Signs and Symptoms of Polio
A health worker administers polio vaccine drops to a child during a door-to-door polio vaccination campaign at a slum area in Karachi on June 27, 2022. ASIF HASSAN/AFP via Getty Images

Polio has killed and crippled humans for centuries, striking kids younger than 5 the hardest. The worst form of the ancient virus causes nerve injury that can lead to difficulty breathing, paralysis, and even death.

Polio, which often struck in warm summer months during 20th century epidemics, was one of the world's most feared diseases until Dr. Jonas Salk invented the polio vaccine and tested its safety back in 1954.

According to the US Centers for Disease Control and Prevention (CDC), before polio vaccines were available in the early 1950s, polio outbreaks caused more than 15,000 cases of paralysis each year in the United States. The World Health Organization (WHO) noted that reported cases of polio worldwide reached a peak of 350,000 by the year 1988.

One type of polio virus still circulates in the world

What causes polio is an enterovirus called the poliovirus. According to the Global Polio Eradication Initiative (GPEI), a WHO program, there are three strains of the poliovirus, two of which have been eliminated in the world.

One type of wild polio virus still circulates, however, in Afghanistan and Pakistan and can be picked up by travelers and carried worldwide. The CDC said that it takes only one traveler with polio to bring the disease back into the United States.

Transmission can also happen when not enough kids are vaccinated in an area. That typically transpires with the oral polio vaccine, which was created by Dr. Albert Sabin and first used in 1961. According to GPEI, this oral vaccine's formulation has a mixture of each of the three types of live attenuated poliovirus strains.

Once the said strain has infected an unvaccinated person, it begins to circulate and can be carried via travel by a person around the world. According to the New York State Department of Health, that may be a factor in the recent diagnosis of polio in a Rockland County, New York resident, the first case of polio reported in the United States since 2013.
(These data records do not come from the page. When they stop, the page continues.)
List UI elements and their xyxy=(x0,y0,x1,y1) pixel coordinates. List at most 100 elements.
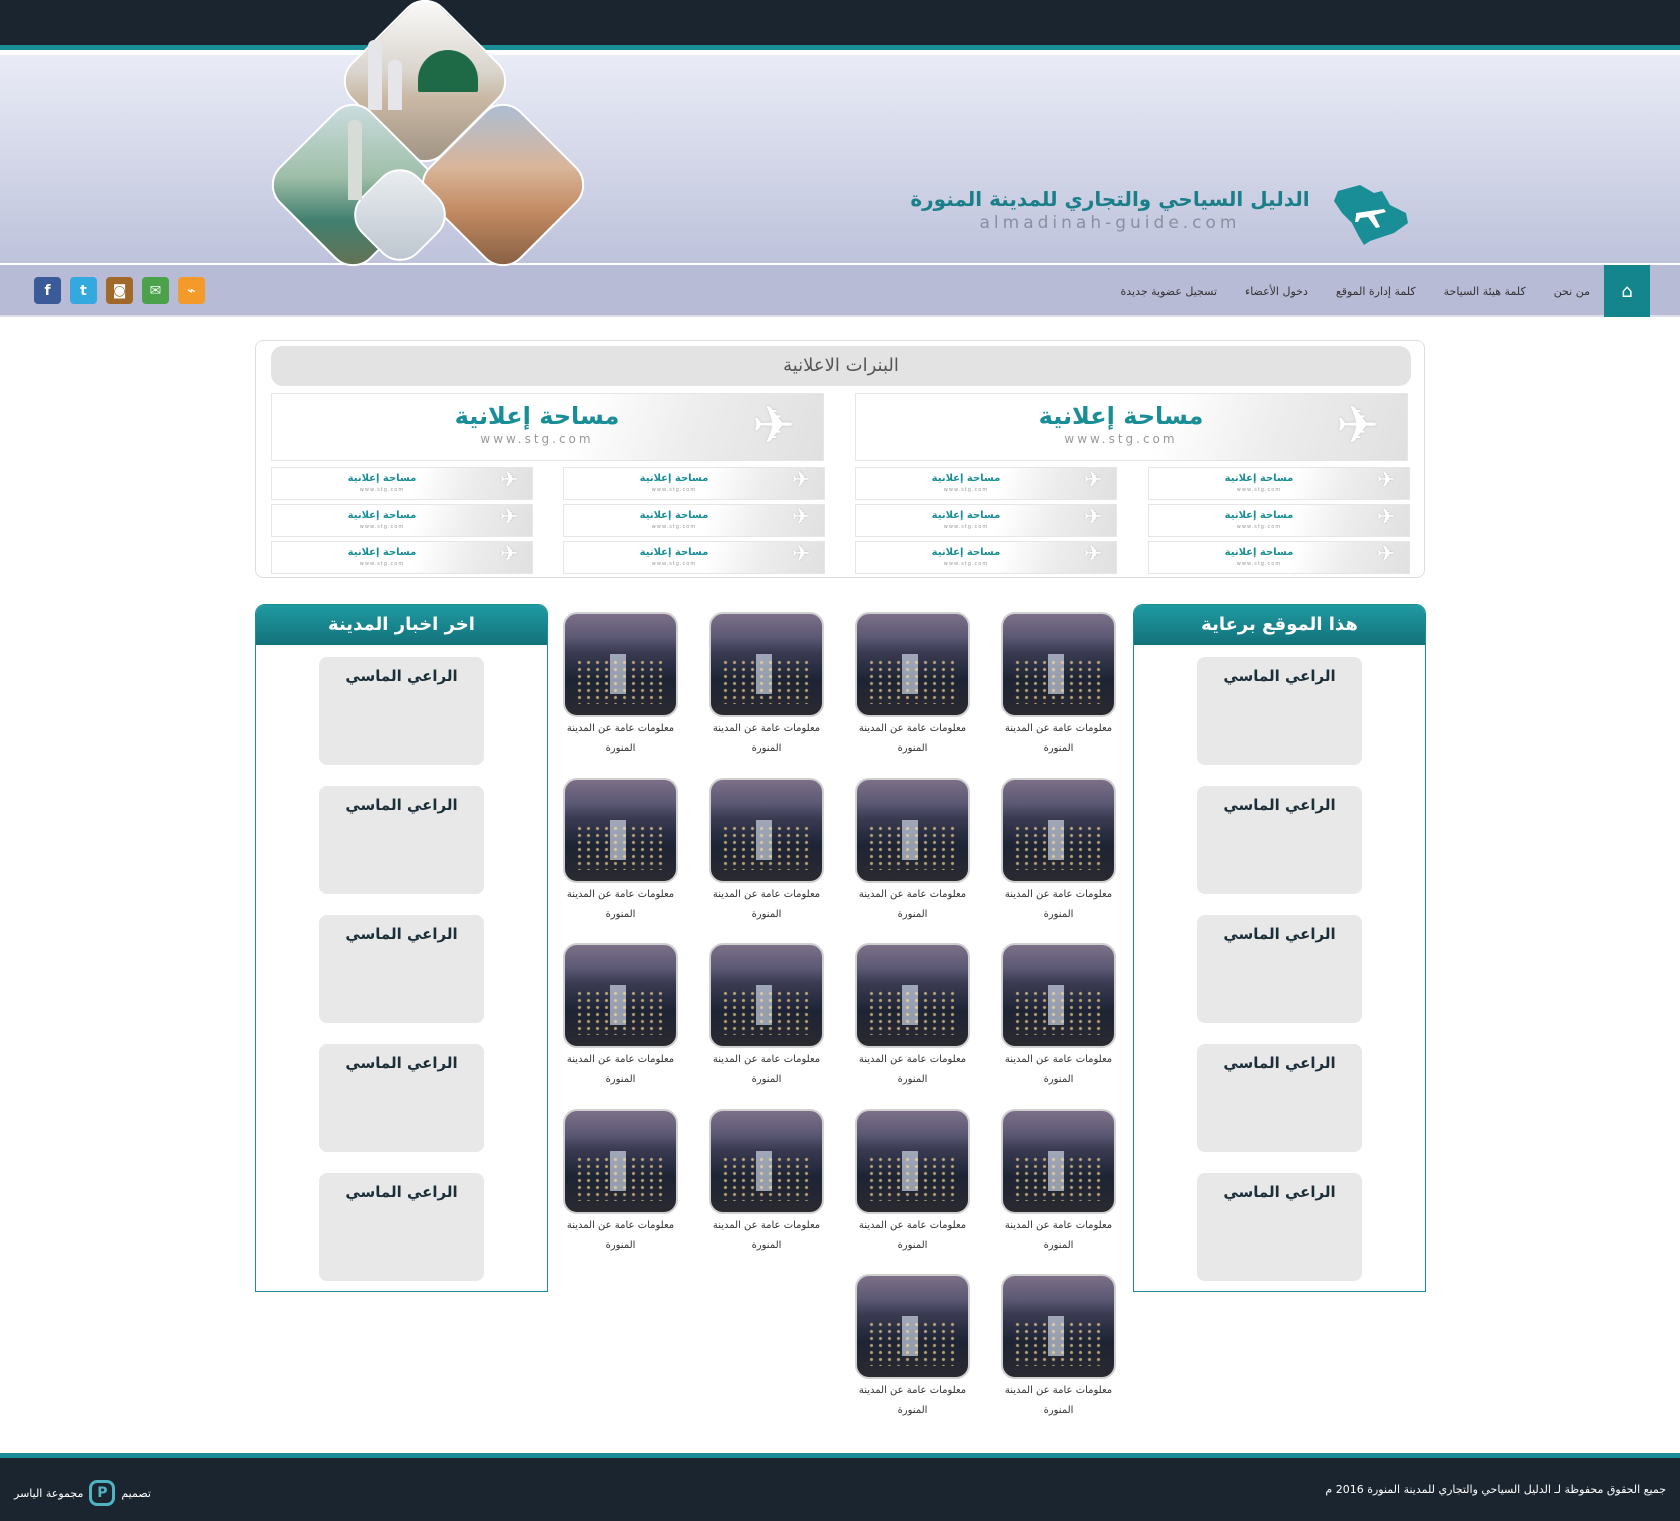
sponsor-card[interactable]: الراعي الماسي xyxy=(319,786,484,894)
sponsor-card[interactable]: الراعي الماسي xyxy=(1197,657,1362,765)
ad-banner[interactable]: ✈ مساحة إعلانية www.stg.com xyxy=(1148,504,1410,537)
ad-banner[interactable]: ✈ مساحة إعلانية www.stg.com xyxy=(855,393,1408,461)
nav-member-login[interactable]: دخول الأعضاء xyxy=(1245,285,1308,298)
city-night-image xyxy=(1001,778,1116,883)
tile-caption-line1: معلومات عامة عن المدينة xyxy=(858,889,967,900)
home-button[interactable]: ⌂ xyxy=(1604,265,1650,317)
tile-caption-line2: المنورة xyxy=(751,909,782,920)
info-tile[interactable]: معلومات عامة عن المدينة المنورة xyxy=(709,612,824,759)
designer-credit[interactable]: تصميم P مجموعة الياسر xyxy=(14,1480,151,1506)
twitter-icon[interactable]: t xyxy=(70,277,97,304)
ad-banner[interactable]: ✈ مساحة إعلانية www.stg.com xyxy=(563,467,825,500)
ad-banner[interactable]: ✈ مساحة إعلانية www.stg.com xyxy=(1148,467,1410,500)
rss-icon[interactable]: ⌁ xyxy=(178,277,205,304)
ad-banner[interactable]: ✈ مساحة إعلانية www.stg.com xyxy=(271,504,533,537)
airplane-icon: ✈ xyxy=(500,505,519,530)
tile-caption-line1: معلومات عامة عن المدينة xyxy=(712,1054,821,1065)
sponsor-card[interactable]: الراعي الماسي xyxy=(319,1173,484,1281)
nav-management-word[interactable]: كلمة إدارة الموقع xyxy=(1336,285,1416,298)
info-tile[interactable]: معلومات عامة عن المدينة المنورة xyxy=(855,778,970,925)
sponsor-card[interactable]: الراعي الماسي xyxy=(319,657,484,765)
info-tile[interactable]: معلومات عامة عن المدينة المنورة xyxy=(1001,1274,1116,1421)
info-tile[interactable]: معلومات عامة عن المدينة المنورة xyxy=(563,612,678,759)
tile-caption-line2: المنورة xyxy=(751,1240,782,1251)
ad-banner[interactable]: ✈ مساحة إعلانية www.stg.com xyxy=(855,504,1117,537)
saudi-map-plane-logo[interactable] xyxy=(1330,183,1410,247)
news-title: اخر اخبار المدينة xyxy=(256,605,547,645)
info-tile[interactable]: معلومات عامة عن المدينة المنورة xyxy=(1001,612,1116,759)
ad-label: مساحة إعلانية xyxy=(639,547,709,558)
header-collage xyxy=(261,0,595,277)
ad-banners-title: البنرات الاعلانية xyxy=(271,346,1411,386)
tile-caption-line2: المنورة xyxy=(897,909,928,920)
tile-caption-line2: المنورة xyxy=(605,743,636,754)
site-header: الدليل السياحي والتجاري للمدينة المنورة … xyxy=(0,55,1680,263)
info-tile[interactable]: معلومات عامة عن المدينة المنورة xyxy=(1001,943,1116,1090)
info-tile[interactable]: معلومات عامة عن المدينة المنورة xyxy=(709,943,824,1090)
tile-caption-line1: معلومات عامة عن المدينة xyxy=(1004,1220,1113,1231)
ad-label: مساحة إعلانية xyxy=(639,473,709,484)
tile-caption: معلومات عامة عن المدينة المنورة xyxy=(563,1050,678,1090)
info-tile[interactable]: معلومات عامة عن المدينة المنورة xyxy=(855,1274,970,1421)
ad-banner[interactable]: ✈ مساحة إعلانية www.stg.com xyxy=(855,467,1117,500)
tile-caption: معلومات عامة عن المدينة المنورة xyxy=(1001,1381,1116,1421)
ad-banner[interactable]: ✈ مساحة إعلانية www.stg.com xyxy=(563,504,825,537)
sponsor-card[interactable]: الراعي الماسي xyxy=(1197,1044,1362,1152)
email-icon[interactable]: ✉ xyxy=(142,277,169,304)
city-night-image xyxy=(855,1274,970,1379)
top-bar xyxy=(0,0,1680,50)
info-tile[interactable]: معلومات عامة عن المدينة المنورة xyxy=(855,612,970,759)
tile-caption: معلومات عامة عن المدينة المنورة xyxy=(1001,1050,1116,1090)
tile-caption-line2: المنورة xyxy=(897,1240,928,1251)
news-sidebar: اخر اخبار المدينة الراعي الماسي الراعي ال… xyxy=(255,604,548,1292)
airplane-icon: ✈ xyxy=(500,468,519,493)
site-title[interactable]: الدليل السياحي والتجاري للمدينة المنورة xyxy=(900,187,1320,211)
ad-label: مساحة إعلانية xyxy=(1224,510,1294,521)
city-night-image xyxy=(563,778,678,883)
ad-banner[interactable]: ✈ مساحة إعلانية www.stg.com xyxy=(271,467,533,500)
nav-tourism-word[interactable]: كلمة هيئة السياحة xyxy=(1444,285,1526,298)
sponsor-card[interactable]: الراعي الماسي xyxy=(1197,786,1362,894)
info-tile[interactable]: معلومات عامة عن المدينة المنورة xyxy=(563,778,678,925)
ad-label: مساحة إعلانية xyxy=(347,547,417,558)
tile-caption-line2: المنورة xyxy=(1043,1405,1074,1416)
ad-banner[interactable]: ✈ مساحة إعلانية www.stg.com xyxy=(563,541,825,574)
ad-label: مساحة إعلانية xyxy=(347,473,417,484)
info-tile[interactable]: معلومات عامة عن المدينة المنورة xyxy=(709,1109,824,1256)
ad-banner[interactable]: ✈ مساحة إعلانية www.stg.com xyxy=(855,541,1117,574)
info-tile[interactable]: معلومات عامة عن المدينة المنورة xyxy=(1001,778,1116,925)
instagram-icon[interactable]: ◙ xyxy=(106,277,133,304)
info-tile[interactable]: معلومات عامة عن المدينة المنورة xyxy=(855,1109,970,1256)
ad-banners-section: البنرات الاعلانية ✈ مساحة إعلانية www.stg.… xyxy=(255,340,1425,578)
info-tile[interactable]: معلومات عامة عن المدينة المنورة xyxy=(563,1109,678,1256)
nav-about[interactable]: من نحن xyxy=(1554,285,1590,298)
ad-url: www.stg.com xyxy=(359,487,405,493)
info-tile[interactable]: معلومات عامة عن المدينة المنورة xyxy=(855,943,970,1090)
ad-banner[interactable]: ✈ مساحة إعلانية www.stg.com xyxy=(1148,541,1410,574)
sponsor-card[interactable]: الراعي الماسي xyxy=(1197,915,1362,1023)
ad-banner[interactable]: ✈ مساحة إعلانية www.stg.com xyxy=(271,541,533,574)
ad-label: مساحة إعلانية xyxy=(931,547,1001,558)
ad-url: www.stg.com xyxy=(651,561,697,567)
tile-caption-line1: معلومات عامة عن المدينة xyxy=(1004,889,1113,900)
site-domain: almadinah-guide.com xyxy=(979,213,1241,233)
sponsor-card[interactable]: الراعي الماسي xyxy=(319,915,484,1023)
design-label: تصميم xyxy=(121,1486,151,1500)
info-tile[interactable]: معلومات عامة عن المدينة المنورة xyxy=(1001,1109,1116,1256)
nav-register[interactable]: تسجيل عضوية جديدة xyxy=(1120,285,1217,298)
sponsor-card[interactable]: الراعي الماسي xyxy=(319,1044,484,1152)
minaret-image xyxy=(388,60,402,110)
city-night-image xyxy=(1001,1274,1116,1379)
facebook-icon[interactable]: f xyxy=(34,277,61,304)
designer-logo-icon: P xyxy=(89,1480,116,1506)
info-tile[interactable]: معلومات عامة عن المدينة المنورة xyxy=(709,778,824,925)
ad-url: www.stg.com xyxy=(943,487,989,493)
home-icon: ⌂ xyxy=(1621,280,1633,302)
sponsor-card[interactable]: الراعي الماسي xyxy=(1197,1173,1362,1281)
tile-caption-line2: المنورة xyxy=(897,1405,928,1416)
ad-url: www.stg.com xyxy=(1236,561,1282,567)
tile-caption: معلومات عامة عن المدينة المنورة xyxy=(563,719,678,759)
info-tile[interactable]: معلومات عامة عن المدينة المنورة xyxy=(563,943,678,1090)
ad-banner[interactable]: ✈ مساحة إعلانية www.stg.com xyxy=(271,393,824,461)
city-night-image xyxy=(563,1109,678,1214)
What are the symptoms of polio?

According to the CDC, the poliovirus lives in an infected person's throat and intestines. People carrying the poliovirus, including those persons without symptoms, can spread the highly contagious virus for weeks in their feces. Viral transmission can occur via droplets from a sneeze or cough in rare cases.

Many cases of polio are asymptomatic like COVID-19. The CDC said people have no symptoms in about 95 percent of all polio cases. When symptoms appear, though, they can take three forms. Flu-like symptoms such as sore throat, nausea, headache, diarrhea, fever and fatigue are characteristics of abortive polio.

If those symptoms include additional neurological symptoms, such as a stiff neck or light sensitivity, the person may have nonparalytic polio. The WHO said that the most dangerous version of the poliovirus can cause paralysis within a matter of hours.

The said illness begins with flu-like symptoms, then transitions into spasms or muscle pain, and then loss of reflexes. Paralysis of one side or the other can soon follow, according to CNN.